A artista trabalha a partir de
formulações da curadora
Myriam Andrade Ribeiro, segundo a qual a imagem sacra
produzida pelas várias escolas
regionais brasileiras no século
18 reflete elementos raciais e
culturais mestiços, revelando,
pela primeira vez na história do
país, uma arte genuinamente
brasileira.
A um custo aproximado de
R$ 1,1 milhão e até 150 pessoas
trabalhando simultaneamente
em sua montagem, o cenário é
o mais imponente entre os encomendados pela Mostra do
Redescobrimento com a intenção de atrair público até agora
alheio a eventos do gênero.
O item "grandiosidade", no
entanto, é apenas o primeiro
salto ensaiado pelo módulo sob
a responsabilidade da dupla
Lessa/Andrade. As soluções
plásticas encontram-se a serviço de sugestões de ordem conceitual. Na primeira sala, com
troncos de 7,20 m de altura e
cascalho de ferro envolvendo
as luxuosas imagens portuguesas do século 16, procurou-se
um contraste de estranhamento. Ainda nesse ambiente, o público recebe estímulos intelectuais de outra ordem, com poemas de Gregório de Matos, padre Vieira ou Carlos Drummond de Andrade nas vozes de
Maria Bethânia e outros intérpretes.
Os jesuítas são admirados em
sua face "dinâmica", num palco-jangada com cerca de 20
imagens trazidas das missões
jesuíticas guaranis do Sul (pela
primeira vez em São Paulo). Já
a estatuária beneditina fica em
bases suspensas do teto, para
transmitir a impressão de "arte
isolada na clausura, direcionada à sublimação", conforme
Lessa.
A seguir, 200 mil flores de papel crepom roxo e amarelo sobre hastes de ferro formam "tapetes" para introduzir os artistas nascidos já no Brasil do século 18, com exemplos das diversas oficinas leigas de imagens. O simbolismo é anterior à
própria cenarização: as flores
foram confeccionadas no Presídio do Carandiru (SP) pelos
detentos religiosos do Pavilhão
7. Questionada quanto à possível insegurança das hastes de
ferro no percurso labiríntico,
Lessa atirou-se várias vezes sobre as mesmas, para demonstrar que são inofensivas.
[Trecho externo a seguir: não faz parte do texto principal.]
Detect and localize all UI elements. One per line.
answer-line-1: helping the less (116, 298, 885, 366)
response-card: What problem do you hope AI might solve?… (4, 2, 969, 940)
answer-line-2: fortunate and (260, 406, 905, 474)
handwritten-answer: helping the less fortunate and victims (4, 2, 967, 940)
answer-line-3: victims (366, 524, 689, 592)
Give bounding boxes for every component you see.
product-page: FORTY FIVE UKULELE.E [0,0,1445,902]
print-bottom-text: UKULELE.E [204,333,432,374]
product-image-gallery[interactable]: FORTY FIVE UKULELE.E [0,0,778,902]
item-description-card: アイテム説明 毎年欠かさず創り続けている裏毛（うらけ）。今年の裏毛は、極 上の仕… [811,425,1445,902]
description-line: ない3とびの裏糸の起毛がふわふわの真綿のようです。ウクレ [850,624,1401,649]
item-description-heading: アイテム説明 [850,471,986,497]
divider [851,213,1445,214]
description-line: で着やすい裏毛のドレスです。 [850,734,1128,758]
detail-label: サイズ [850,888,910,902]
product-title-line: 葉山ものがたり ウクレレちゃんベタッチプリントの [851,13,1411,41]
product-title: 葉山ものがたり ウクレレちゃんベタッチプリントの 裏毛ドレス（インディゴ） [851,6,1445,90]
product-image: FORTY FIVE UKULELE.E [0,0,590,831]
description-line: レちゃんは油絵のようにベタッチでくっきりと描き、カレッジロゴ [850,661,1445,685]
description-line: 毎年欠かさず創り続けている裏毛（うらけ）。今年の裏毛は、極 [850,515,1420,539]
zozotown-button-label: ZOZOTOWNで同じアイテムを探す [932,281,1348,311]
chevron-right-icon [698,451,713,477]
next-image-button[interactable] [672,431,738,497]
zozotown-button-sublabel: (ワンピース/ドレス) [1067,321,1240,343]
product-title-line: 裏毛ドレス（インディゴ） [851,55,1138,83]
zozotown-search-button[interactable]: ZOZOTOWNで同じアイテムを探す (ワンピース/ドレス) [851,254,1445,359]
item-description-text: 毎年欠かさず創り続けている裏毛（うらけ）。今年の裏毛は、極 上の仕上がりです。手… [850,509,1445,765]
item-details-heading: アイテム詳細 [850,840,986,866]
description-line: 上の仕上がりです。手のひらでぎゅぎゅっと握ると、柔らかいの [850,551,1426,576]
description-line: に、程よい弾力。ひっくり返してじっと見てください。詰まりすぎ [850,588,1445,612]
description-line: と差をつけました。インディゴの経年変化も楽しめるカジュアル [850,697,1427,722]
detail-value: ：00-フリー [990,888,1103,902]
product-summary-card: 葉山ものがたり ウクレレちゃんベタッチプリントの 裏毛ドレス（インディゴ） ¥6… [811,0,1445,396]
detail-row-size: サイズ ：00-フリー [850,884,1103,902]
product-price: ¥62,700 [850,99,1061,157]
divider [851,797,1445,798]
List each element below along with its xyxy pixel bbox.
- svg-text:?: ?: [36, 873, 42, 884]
O público não precisa chegar
a tais extremos, mas deve imitar uma procissão para entrar
em "Catedral", simulada com
divisórias de madeira de mais
de 15 metros de altura. "O Barroco já é, por si, uma apoteose",
argumenta a cenógrafa.
Em outro trecho, "Buracos
de Fechadura" revela ao espectador "indiscreto" detalhes arquitetônicos de igrejas e silhuetas de santos, à maneira da última obra concebida pelo dadaísta francês Marcel Duchamp. O visitante será convidado, ainda, a deixar pedidos
escritos a seus padroeiros de
devoção num imenso mural.
Por fim, a saída se dá como
na "área de dispersão" de um
desfile de escolas de sambas.
Nesse local, a fé dos séculos
passados é atualizada em vídeos inéditos do cineasta
Eduardo Coutinho, fotos do
célebre "Cristo Embrulhado"
do carnavalesco Joãosinho
Trinta e andores de procissão.
O som é o de um samba-enredo da Mocidade Independente
em forma de oração: "Padre
Miguel olhai por nós / Se liga
que essa gente tão sofrida...etc.". "Nós estamos lidando com esses elementos da forma mais sagrada, pois a alegria
é uma grande redenção", afirma Lessa.